Ses travaux sur les systèmes déterministes d’une part, et
probabilistes d’autre part, ont puisé une bonne partie de leur
inspiration dans ces expériences diaboliques de pensée qui font
appel au billard !
http://www.pourlascience.fr/ewb_pages/a/actu-yakov-sinai-prix-abel-
2014-32793.php
Pour nos élèves, c’est sans doute le dispositif le plus simple
pour présenter la notion de quantité de mouvement et énoncer
les lois de conservation correspondantes.
Mais quelles sont ces grandeurs qui sont conservées ?
Les physiciens ont eu beaucoup de mal à démêler les grandeurs
utiles pour rendre compte des chocs entre boules de billard.
Quantité de mouvement ? Action ? Force vive ?
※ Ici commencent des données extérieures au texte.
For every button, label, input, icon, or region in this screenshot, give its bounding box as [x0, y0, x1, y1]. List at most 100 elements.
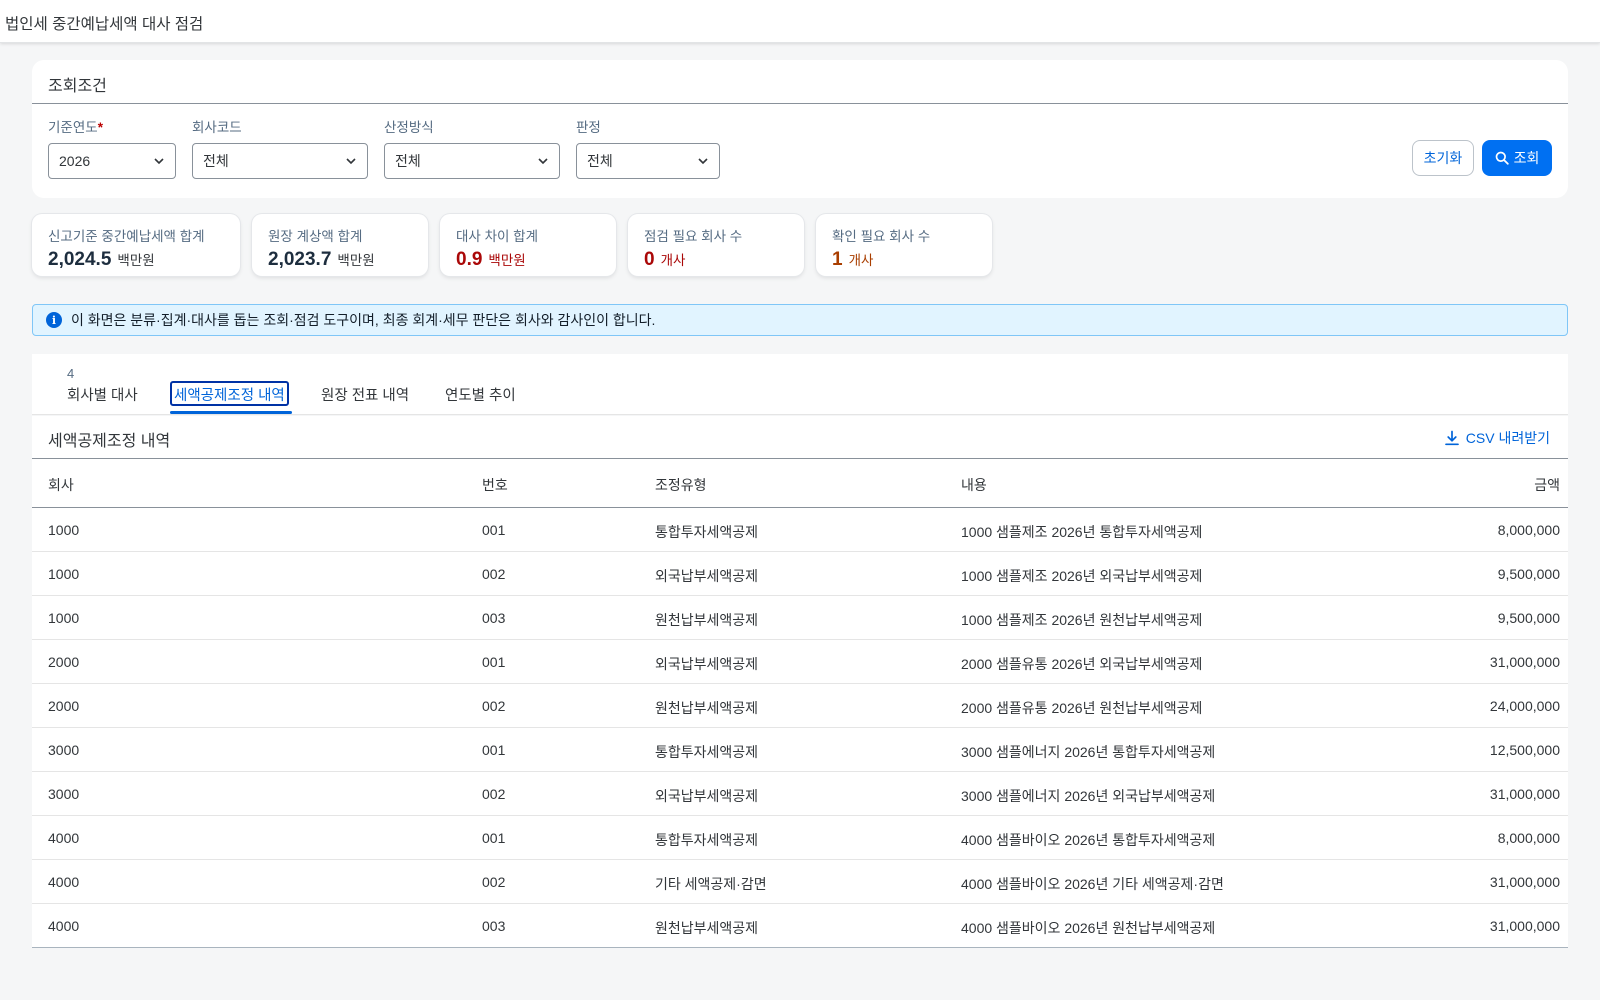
company-field: 회사코드 전체 — [192, 116, 368, 179]
kpi-card-declared-total: 신고기준 중간예납세액 합계 2,024.5 백만원 — [32, 214, 240, 276]
cell-number: 002 — [482, 874, 506, 890]
reset-button[interactable]: 초기화 — [1412, 140, 1474, 176]
company-select[interactable]: 전체 — [192, 143, 368, 179]
kpi-unit: 백만원 — [488, 253, 526, 268]
cell-number: 003 — [482, 918, 506, 934]
kpi-value: 2,024.5 — [48, 249, 112, 270]
cell-number: 003 — [482, 610, 506, 626]
cell-number: 002 — [482, 566, 506, 582]
column-header-number[interactable]: 번호 — [482, 475, 508, 495]
tab-credit-adjustments[interactable]: 세액공제조정 내역 — [170, 381, 289, 406]
filter-panel: 조회조건 기준연도* 2026 회사코드 전체 산정방식 전체 판정 전체 초기… — [32, 60, 1568, 198]
table-row[interactable]: 3000 001 통합투자세액공제 3000 샘플에너지 2026년 통합투자세액공제… — [32, 728, 1568, 772]
verdict-label: 판정 — [576, 120, 601, 135]
info-message-strip: i 이 화면은 분류·집계·대사를 돕는 조회·점검 도구이며, 최종 회계·세… — [32, 304, 1568, 336]
cell-number: 002 — [482, 786, 506, 802]
year-label: 기준연도 — [48, 120, 98, 135]
cell-type: 외국납부세액공제 — [655, 568, 759, 584]
cell-amount: 8,000,000 — [1497, 522, 1560, 538]
csv-download-button[interactable]: CSV 내려받기 — [1444, 428, 1550, 448]
cell-amount: 12,500,000 — [1489, 742, 1560, 758]
search-button-label: 조회 — [1513, 150, 1540, 166]
kpi-card-ledger-total: 원장 계상액 합계 2,023.7 백만원 — [252, 214, 428, 276]
cell-company: 2000 — [48, 654, 80, 670]
cell-description: 3000 샘플에너지 2026년 외국납부세액공제 — [961, 788, 1216, 804]
method-select[interactable]: 전체 — [384, 143, 560, 179]
verdict-select[interactable]: 전체 — [576, 143, 720, 179]
column-header-company[interactable]: 회사 — [48, 475, 74, 495]
download-icon — [1444, 430, 1459, 446]
column-header-amount[interactable]: 금액 — [1534, 475, 1560, 495]
table-row[interactable]: 4000 003 원천납부세액공제 4000 샘플바이오 2026년 원천납부세액공제… — [32, 904, 1568, 948]
cell-amount: 8,000,000 — [1497, 830, 1560, 846]
tab-bar: 4 회사별 대사 세액공제조정 내역 원장 전표 내역 연도별 추이 — [32, 354, 1568, 415]
cell-number: 001 — [482, 654, 506, 670]
cell-company: 3000 — [48, 786, 80, 802]
table-row[interactable]: 1000 002 외국납부세액공제 1000 샘플제조 2026년 외국납부세액공제 9… — [32, 552, 1568, 596]
column-header-type[interactable]: 조정유형 — [655, 475, 707, 495]
cell-company: 4000 — [48, 830, 80, 846]
table-row[interactable]: 2000 002 원천납부세액공제 2000 샘플유통 2026년 원천납부세액공제 2… — [32, 684, 1568, 728]
cell-amount: 31,000,000 — [1489, 874, 1560, 890]
cell-type: 외국납부세액공제 — [655, 656, 759, 672]
cell-company: 1000 — [48, 522, 80, 538]
table-title: 세액공제조정 내역 — [48, 433, 171, 450]
cell-company: 2000 — [48, 698, 80, 714]
cell-type: 외국납부세액공제 — [655, 788, 759, 804]
kpi-label: 신고기준 중간예납세액 합계 — [48, 229, 205, 244]
cell-number: 001 — [482, 830, 506, 846]
kpi-value: 0 — [644, 249, 655, 270]
cell-amount: 31,000,000 — [1489, 654, 1560, 670]
kpi-value: 2,023.7 — [268, 249, 332, 270]
table-toolbar: 세액공제조정 내역 CSV 내려받기 — [32, 416, 1568, 459]
cell-amount: 9,500,000 — [1497, 610, 1560, 626]
credit-adjustments-table: 세액공제조정 내역 CSV 내려받기 회사 번호 조정유형 내용 금액 1000… — [32, 416, 1568, 948]
cell-type: 원천납부세액공제 — [655, 700, 759, 716]
tab-ledger-entries[interactable]: 원장 전표 내역 — [321, 384, 409, 405]
chevron-down-icon — [346, 158, 356, 165]
kpi-label: 확인 필요 회사 수 — [832, 229, 931, 244]
cell-number: 002 — [482, 698, 506, 714]
info-icon: i — [46, 312, 62, 328]
cell-amount: 31,000,000 — [1489, 786, 1560, 802]
column-header-description[interactable]: 내용 — [961, 475, 987, 495]
year-select[interactable]: 2026 — [48, 143, 176, 179]
company-label: 회사코드 — [192, 120, 242, 135]
cell-company: 4000 — [48, 918, 80, 934]
cell-company: 1000 — [48, 566, 80, 582]
required-mark: * — [97, 120, 103, 135]
method-label: 산정방식 — [384, 120, 434, 135]
active-tab-indicator — [170, 411, 292, 414]
cell-description: 1000 샘플제조 2026년 통합투자세액공제 — [961, 524, 1203, 540]
tab-yearly-trend[interactable]: 연도별 추이 — [445, 384, 516, 405]
table-row[interactable]: 1000 001 통합투자세액공제 1000 샘플제조 2026년 통합투자세액공제 8… — [32, 508, 1568, 552]
method-select-value: 전체 — [395, 153, 421, 169]
cell-amount: 31,000,000 — [1489, 918, 1560, 934]
search-button[interactable]: 조회 — [1482, 140, 1552, 176]
shell-bar: 법인세 중간예납세액 대사 점검 — [0, 0, 1600, 43]
kpi-value: 0.9 — [456, 249, 483, 270]
table-row[interactable]: 4000 001 통합투자세액공제 4000 샘플바이오 2026년 통합투자세액공제… — [32, 816, 1568, 860]
table-row[interactable]: 2000 001 외국납부세액공제 2000 샘플유통 2026년 외국납부세액공제 3… — [32, 640, 1568, 684]
cell-type: 통합투자세액공제 — [655, 744, 759, 760]
cell-description: 1000 샘플제조 2026년 원천납부세액공제 — [961, 612, 1203, 628]
table-row[interactable]: 3000 002 외국납부세액공제 3000 샘플에너지 2026년 외국납부세액공제… — [32, 772, 1568, 816]
cell-amount: 9,500,000 — [1497, 566, 1560, 582]
cell-description: 4000 샘플바이오 2026년 통합투자세액공제 — [961, 832, 1216, 848]
cell-amount: 24,000,000 — [1489, 698, 1560, 714]
kpi-unit: 개사 — [848, 253, 874, 268]
table-row[interactable]: 1000 003 원천납부세액공제 1000 샘플제조 2026년 원천납부세액공제 9… — [32, 596, 1568, 640]
kpi-card-confirm-needed: 확인 필요 회사 수 1 개사 — [816, 214, 992, 276]
year-field: 기준연도* 2026 — [48, 116, 176, 179]
tab-company-reconciliation[interactable]: 회사별 대사 — [67, 384, 138, 405]
app-title: 법인세 중간예납세액 대사 점검 — [5, 16, 204, 33]
method-field: 산정방식 전체 — [384, 116, 560, 179]
kpi-value: 1 — [832, 249, 843, 270]
kpi-label: 점검 필요 회사 수 — [644, 229, 743, 244]
table-row[interactable]: 4000 002 기타 세액공제·감면 4000 샘플바이오 2026년 기타 세액공… — [32, 860, 1568, 904]
cell-description: 3000 샘플에너지 2026년 통합투자세액공제 — [961, 744, 1216, 760]
cell-description: 2000 샘플유통 2026년 원천납부세액공제 — [961, 700, 1203, 716]
cell-description: 1000 샘플제조 2026년 외국납부세액공제 — [961, 568, 1203, 584]
cell-description: 4000 샘플바이오 2026년 기타 세액공제·감면 — [961, 876, 1224, 892]
year-select-value: 2026 — [59, 153, 91, 169]
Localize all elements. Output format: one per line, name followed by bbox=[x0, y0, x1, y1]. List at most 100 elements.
Le chemin a été difficile avant d’être capable de formuler ces
lois que nous présentons de manière si succincte et brutale à
nos élèves de terminale S !
Nous allons évoquer leur difficile gestation avant de rencontrer
des cas d’école qu’Internet est à même d’illustrer de façon
extrêmement probante.
2.1. Force vive ou quantité de mouvement ?
LEIBNIZ critiqua de façon virulente les « axiomes » énoncés par les cartésiens qui portent sur la loi de
conservation de la quantité de mouvement à l’issue de chocs entre boules de billard.
Ainsi, en 1686, il écrivit un mémoire paru à Leipzig dans « Acta Eruditorum » dont le titre mérite d’être
reproduit en entier : « Démonstration courte d’une erreur considérable de M. DESCARTES et de quelques
autres touchant une loi de la nature selon laquelle ils soutiennent que Dieu conserve dans la matière la
même quantité de mouvement, de quoi ils abusent dans la mécanique ».
Pour DESCARTES, la quantité de mouvement se mesure grosso modo en multipliant la masse d’un corps par
sa vitesse (la notion de masse est complexe chez DESCARTES et diffère de celle à laquelle on est habitué).
Ainsi, les lois du choc de DESCARTES sont déduites à partir de la thèse de la conservation de la quantité de
mouvement. Pour LEIBNIZ, DESCARTES se trompe. Il y a bien quelque chose qui doit être conservé dans la
Nature et qu’on peut désigner conventionnellement du nom de “Force”, et dont la conservation même suffit
comme base pour construire les lois de la physique. Une fois ce vocabulaire accepté, la thèse de DESCARTES
consiste à dire que la force, en ce sens là, c’est la quantité de mouvement. Cependant, LEIBNIZ pense que
c’est faux. En particulier, pour le cas simple du choc de deux éléments de matière, ce n’est pas la quantité de
mouvement qui se conserve, mais une autre grandeur, que LEIBNIZ nomme « force vive », et qui se calcule en
multipliant la masse par le carré de la vitesse.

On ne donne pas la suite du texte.